Guy Sorman, İslam’a yöneltilen eleştiri ve suçlamalara, belgelere dayanan susturucu karşılıklar veriyor. Geri kalmışlıkla, yoksullukla, cehaletle ilgili olarak içten ve dıştan İslam’a yöneltilmiş karalamalara karşı bu dini aklamak için sanki mensuplarından biriymiş gibi ciddi bir çaba gösteriyor. İslam’ın bir din olarak geri kalma nedeni olamayacağını, başka dinler için de bunun söylenebileceğini öne sürüyor. Geriliğin şu veya bu dinden değil; politik, ekonomik ve toplumsal düzenden kaynaklandığını; bilhassa despot yönetimlerin hiçbir ülkede ekonomik gelişmeye, toplumsal kalkınmaya imza atamadığını; İslam ülkelerinin çoğunun da bu anlamda yönetimlere sahip olduğunu belirtiyor. Ayrıca İslam’dan kaynaklandığı sanılan bazı çağ dışı uygulamaların; ataerkil kültürün, geleneklerin, yaşanılan coğrafyanın bir ürünü olduğuna dikkat çekiyor. Ona göre bugünün bazı İslam ülkelerinde yürürlükte olan kişisel ve toplumsal hayatla, kadının statüsüyle ilgili birtakım yasak ve kısıtlamaların dinsel dayanağı bulunmamaktadır. Suudi Arabistan’da kadınlara konulan otomobil kullanma yasağı, bu anlamda yasaklara bir örnektir.

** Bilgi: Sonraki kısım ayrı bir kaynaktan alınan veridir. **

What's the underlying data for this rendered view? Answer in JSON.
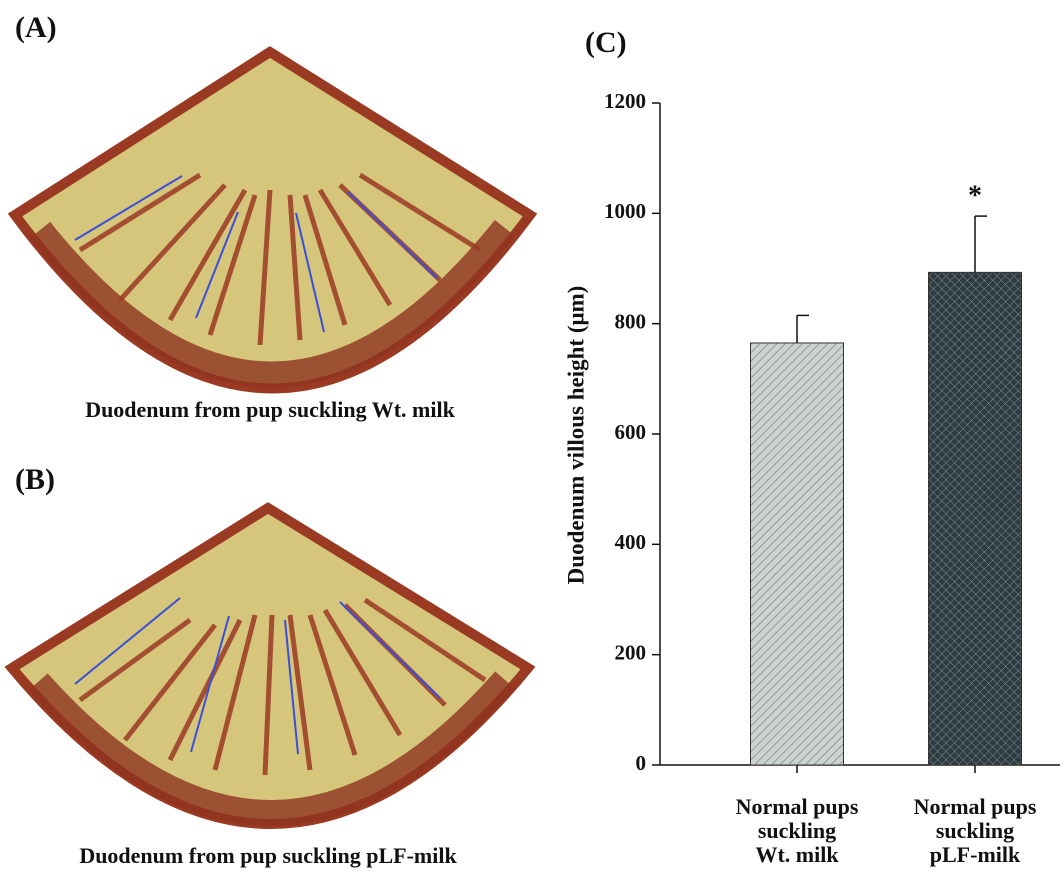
{
  "panels": [
    {
      "label": "(A)",
      "caption": "Duodenum from pup suckling Wt. milk"
    },
    {
      "label": "(B)",
      "caption": "Duodenum from pup suckling pLF-milk"
    }
  ],
  "chart_data": {
    "type": "bar",
    "panel_label": "(C)",
    "ylabel": "Duodenum villous height (μm)",
    "categories": [
      "Normal pups\nsuckling\nWt. milk",
      "Normal pups\nsuckling\npLF-milk"
    ],
    "values": [
      765,
      893
    ],
    "errors": [
      50,
      102
    ],
    "significance": [
      null,
      "*"
    ],
    "colors": [
      "#cdd3d3",
      "#2e3b40"
    ],
    "ylim": [
      0,
      1200
    ],
    "yticks": [
      0,
      200,
      400,
      600,
      800,
      1000,
      1200
    ]
  }
}
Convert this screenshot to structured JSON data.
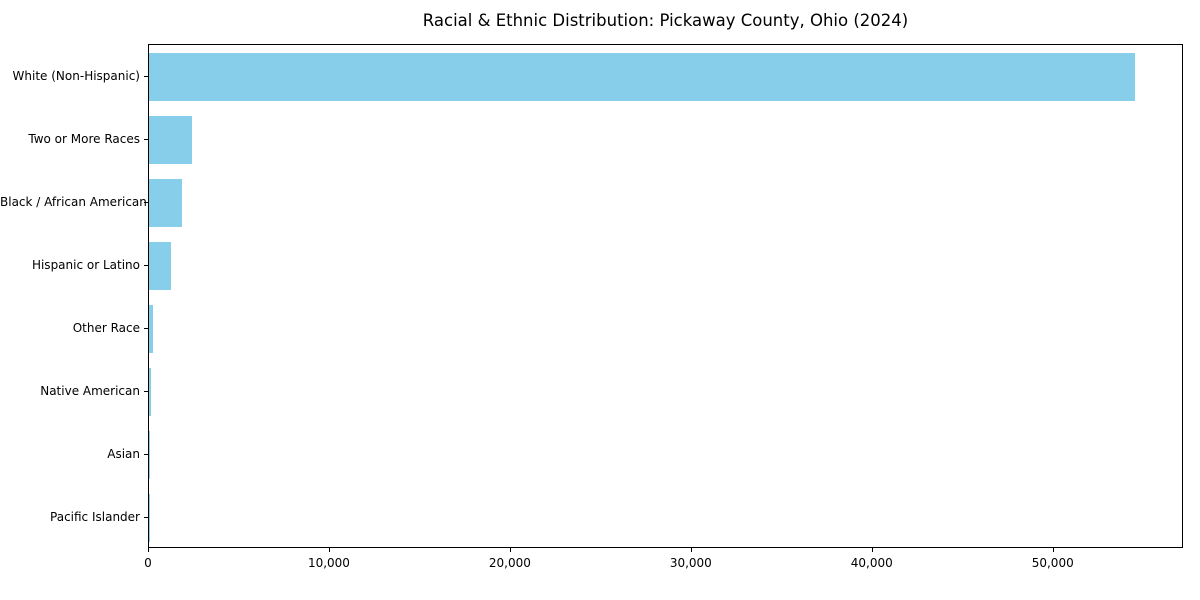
{
  "chart_data": {
    "type": "bar",
    "orientation": "horizontal",
    "title": "Racial & Ethnic Distribution: Pickaway County, Ohio (2024)",
    "categories": [
      "White (Non-Hispanic)",
      "Two or More Races",
      "Black / African American",
      "Hispanic or Latino",
      "Other Race",
      "Native American",
      "Asian",
      "Pacific Islander"
    ],
    "values": [
      54500,
      2400,
      1800,
      1200,
      200,
      100,
      50,
      20
    ],
    "xlabel": "",
    "ylabel": "",
    "xlim": [
      0,
      57200
    ],
    "x_ticks": [
      0,
      10000,
      20000,
      30000,
      40000,
      50000
    ],
    "x_tick_labels": [
      "0",
      "10,000",
      "20,000",
      "30,000",
      "40,000",
      "50,000"
    ],
    "bar_color": "#87CEEB",
    "background_color": "#ffffff",
    "grid": false,
    "legend": null
  }
}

“İslamiyet her şeyden önce kapitalizme Hristiyanlıktan çok daha elverişlidir. Peygamber (Hz. Muhammed) büyük tüccardı ve girişimci bir kadının eşiydi. İsa, Buda ve Konfüçyüs için aynı şey söylenemez. İslam diğer dinlerden farklı olarak dünya nimetlerinden el etek çekmeyi onaylamıyor. Zenginliği kutsuyor.” (s.86).
“İslam ile demokrasi bağdaşabilir. Müslüman halkların gözünde İslam ile demokrasinin uyumu ve uzlaşması; İslam’ın despotizmle, herhangi bir radikalizmle uzlaşmasından daha kolaydır.” (Önsöz, s.XIV)
Guy Sorman, kitabını hazırlarken İslam dünyasının belli başlı bütün ülkelerini dolaşmış. Bu ülkelerin toplumsal, ekonomik, politik problemlerini yerinde gözlemiş; ayırım yapmadan her türlü ideolojik akımın temsilcileriyle görüşmüş. Gerçeklere ulaşabilmek için birtakım sıkıntılara katlanmış, bazı riskleri göze almış. Anlayacağınız elimizdeki hacimli kitap, fildişi kuleden etrafı seyrederken yazılmış bir eser değil. Fas’tan Endonezya’ya, Türkiye’den Suudi Arabistan’a gittiği, gördüğü her Müslüman ülke ile ilgili bilmediğimiz birçok şeyi hayret ve hayranlıkla bu kitaptan öğrenebiliyoruz. Bazı Müslüman okuyucuların yazara, “Biz İslam’la ve İslam dünyası ile ilgili birçok şeyi sizin kitabınızdan öğrendik” demeleri nedensiz değil!